The Finance Lobby Goes to Work – Will Wall Street Reform Affect Wall Street?
I’ve seen some commentary about the gradual improvements to the Wall Street reform bill in the Senate. And too be sure, a few amendments have gotten by that would be beneficial, some of them quite beneficial.
Would any of them they change the way Wall Street does business? No, I don’t think so, though those amendments are out there. But don’t think for a second that the bank lobbyists have lost all clout on Capitol Hill. For example, an amendment that would preserve the Federal Reserve’s regulatory power over thousands of community banks passed with 90 votes this morning. You can argue that this doesn’t help the biggest banks much, but it does further centralize power at the Fed, which is after all controlled by those banks, in large part.
Now the finance lobby has set their sights on beating bank the few remaining reforms that would truly constrain their risk and their profit-making and make the sector less dangerous for the overall economy. Here’s Simon Johnson:
The good news is that change happens. The bad news is that because leading governments are unwilling even to seriously discuss difficult economic scenarios (“too radical”, “don’t rock the boat”, “powerful interests are opposed”), when they bring in new policies there is a great deal of improvisation and major mistakes are entirely possible […] But after you save the banks, they again become so politically powerful that they fight hard to block serious reform. They already turned back the effort to really limit their scale – the Brown-Kaufman amendment, defeated last week. And now they are striving to prevent effective restrictions on their scope – the Merkley-Levin amendment (supported in principle by Paul Volcker, the White House, and the president, coming up this week): press release; amendment text; WSJ story.
If you don’t fix the system now, you’ll have another major crisis – and then you likely won’t fix the system again.

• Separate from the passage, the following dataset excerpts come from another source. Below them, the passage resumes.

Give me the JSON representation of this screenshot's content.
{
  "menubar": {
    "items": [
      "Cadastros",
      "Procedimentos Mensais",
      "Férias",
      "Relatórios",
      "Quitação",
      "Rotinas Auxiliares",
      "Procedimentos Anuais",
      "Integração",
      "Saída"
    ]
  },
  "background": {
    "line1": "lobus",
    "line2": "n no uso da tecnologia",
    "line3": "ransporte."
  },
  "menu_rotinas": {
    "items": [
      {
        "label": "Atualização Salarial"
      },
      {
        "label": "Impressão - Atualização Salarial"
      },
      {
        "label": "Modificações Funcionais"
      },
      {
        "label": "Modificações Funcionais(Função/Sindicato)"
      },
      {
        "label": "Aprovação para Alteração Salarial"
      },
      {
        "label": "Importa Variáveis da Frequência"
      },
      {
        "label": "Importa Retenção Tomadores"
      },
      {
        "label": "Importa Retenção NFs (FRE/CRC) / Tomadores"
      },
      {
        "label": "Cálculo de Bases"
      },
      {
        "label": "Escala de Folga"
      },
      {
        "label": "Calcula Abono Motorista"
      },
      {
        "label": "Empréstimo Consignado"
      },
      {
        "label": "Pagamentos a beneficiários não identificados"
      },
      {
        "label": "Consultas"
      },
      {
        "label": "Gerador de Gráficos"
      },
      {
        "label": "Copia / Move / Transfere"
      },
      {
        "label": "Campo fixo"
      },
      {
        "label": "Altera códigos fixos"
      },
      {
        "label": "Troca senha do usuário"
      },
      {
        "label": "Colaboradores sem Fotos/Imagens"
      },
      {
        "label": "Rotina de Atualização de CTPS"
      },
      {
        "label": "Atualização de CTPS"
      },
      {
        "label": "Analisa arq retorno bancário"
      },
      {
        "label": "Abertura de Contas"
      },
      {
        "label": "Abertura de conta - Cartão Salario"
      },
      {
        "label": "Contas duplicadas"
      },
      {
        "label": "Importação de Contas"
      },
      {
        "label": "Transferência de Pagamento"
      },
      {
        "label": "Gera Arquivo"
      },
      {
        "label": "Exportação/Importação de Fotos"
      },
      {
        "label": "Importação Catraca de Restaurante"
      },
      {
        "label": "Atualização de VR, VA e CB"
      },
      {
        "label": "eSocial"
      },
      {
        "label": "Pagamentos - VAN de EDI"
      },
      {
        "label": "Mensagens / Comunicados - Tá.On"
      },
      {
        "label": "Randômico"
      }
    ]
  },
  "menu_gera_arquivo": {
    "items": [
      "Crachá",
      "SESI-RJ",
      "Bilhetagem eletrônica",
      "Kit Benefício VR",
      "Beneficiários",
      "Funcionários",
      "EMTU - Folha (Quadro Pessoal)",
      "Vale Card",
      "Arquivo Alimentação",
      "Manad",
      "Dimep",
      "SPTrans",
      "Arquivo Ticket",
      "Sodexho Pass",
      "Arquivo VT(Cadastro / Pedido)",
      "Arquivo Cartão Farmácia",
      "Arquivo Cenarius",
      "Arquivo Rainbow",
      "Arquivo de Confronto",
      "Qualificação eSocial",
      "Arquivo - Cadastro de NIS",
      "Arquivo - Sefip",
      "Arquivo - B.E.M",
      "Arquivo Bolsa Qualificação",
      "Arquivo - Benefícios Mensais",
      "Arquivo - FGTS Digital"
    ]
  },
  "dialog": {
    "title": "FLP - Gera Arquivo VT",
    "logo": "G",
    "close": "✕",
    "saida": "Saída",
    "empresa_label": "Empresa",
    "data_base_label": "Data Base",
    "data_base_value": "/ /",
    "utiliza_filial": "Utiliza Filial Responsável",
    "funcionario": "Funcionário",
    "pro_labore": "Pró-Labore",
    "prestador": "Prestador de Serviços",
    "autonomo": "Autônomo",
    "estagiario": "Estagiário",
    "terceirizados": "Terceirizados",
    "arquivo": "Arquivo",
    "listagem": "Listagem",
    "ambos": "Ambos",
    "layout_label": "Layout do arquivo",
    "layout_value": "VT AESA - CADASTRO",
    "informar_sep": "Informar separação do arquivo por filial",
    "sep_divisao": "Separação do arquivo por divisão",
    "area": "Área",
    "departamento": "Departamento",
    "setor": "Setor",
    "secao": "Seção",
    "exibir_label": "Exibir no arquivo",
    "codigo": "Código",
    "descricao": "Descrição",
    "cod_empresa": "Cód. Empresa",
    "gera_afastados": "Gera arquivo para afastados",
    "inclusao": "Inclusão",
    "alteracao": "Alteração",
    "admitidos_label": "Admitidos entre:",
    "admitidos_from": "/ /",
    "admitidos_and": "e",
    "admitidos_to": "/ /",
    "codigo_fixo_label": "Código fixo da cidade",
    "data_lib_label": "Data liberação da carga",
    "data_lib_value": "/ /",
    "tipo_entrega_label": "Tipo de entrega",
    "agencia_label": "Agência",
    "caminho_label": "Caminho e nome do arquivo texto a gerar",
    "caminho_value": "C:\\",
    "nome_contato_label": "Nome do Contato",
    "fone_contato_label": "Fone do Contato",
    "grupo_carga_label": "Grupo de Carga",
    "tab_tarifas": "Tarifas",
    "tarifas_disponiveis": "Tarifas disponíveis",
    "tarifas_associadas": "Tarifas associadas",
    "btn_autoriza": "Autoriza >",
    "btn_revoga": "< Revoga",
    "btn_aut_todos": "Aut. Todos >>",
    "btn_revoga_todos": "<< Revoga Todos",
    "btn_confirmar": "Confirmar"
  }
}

There is no question that lobbyists are gunning for Merkley-Levin, which would end reckless trading out of the proprietary accounts of banks which receive deposit insurance and cheap money from the discount window. The vote, expected tomorrow, will be extremely close. And that amendment is not alone: the Dorgan amendment which would force an advisory board to break up any firm that presents a systemic risk; the Dorgan amendment banning naked credit default swaps; the Cantwell-McCain amendment restoring the Glass-Steagall firewall between investment and commercial banks; the Franken amendment reforming the credit rating agencies. All of these improvements to the bill are legitimate and not cosmetic, and represent the difference between a bill politicians can wave around and a bill that regulators can actually use.
Byron Dorgan, the retiring Senator from North Dakota, just gave a speech that laid out the stakes extremely well for this bill. “I don’t recongize the value of financial institutions that have run this country into the ground … Are we going to pass legislation that has real strength, real regulation and real rules that work? That says Too Big To Fail is too big? That pierces the bubble of risk? That addresses the question of securitization of everything? That addresses the question of rating agencies? Are we just going to pass a bill that says ‘good for us,’ only to find ourselves 5 years later, 10 years later, that we’re in the same swamp? This has to be fixed with real policies that tackle the central issues that caused this collapse.”
There is a general feeling in Washington that they have to deal with Wall Street. It can be leveraged to force real changes. We’ll see whose side members of the Senate decide to be on in the coming days.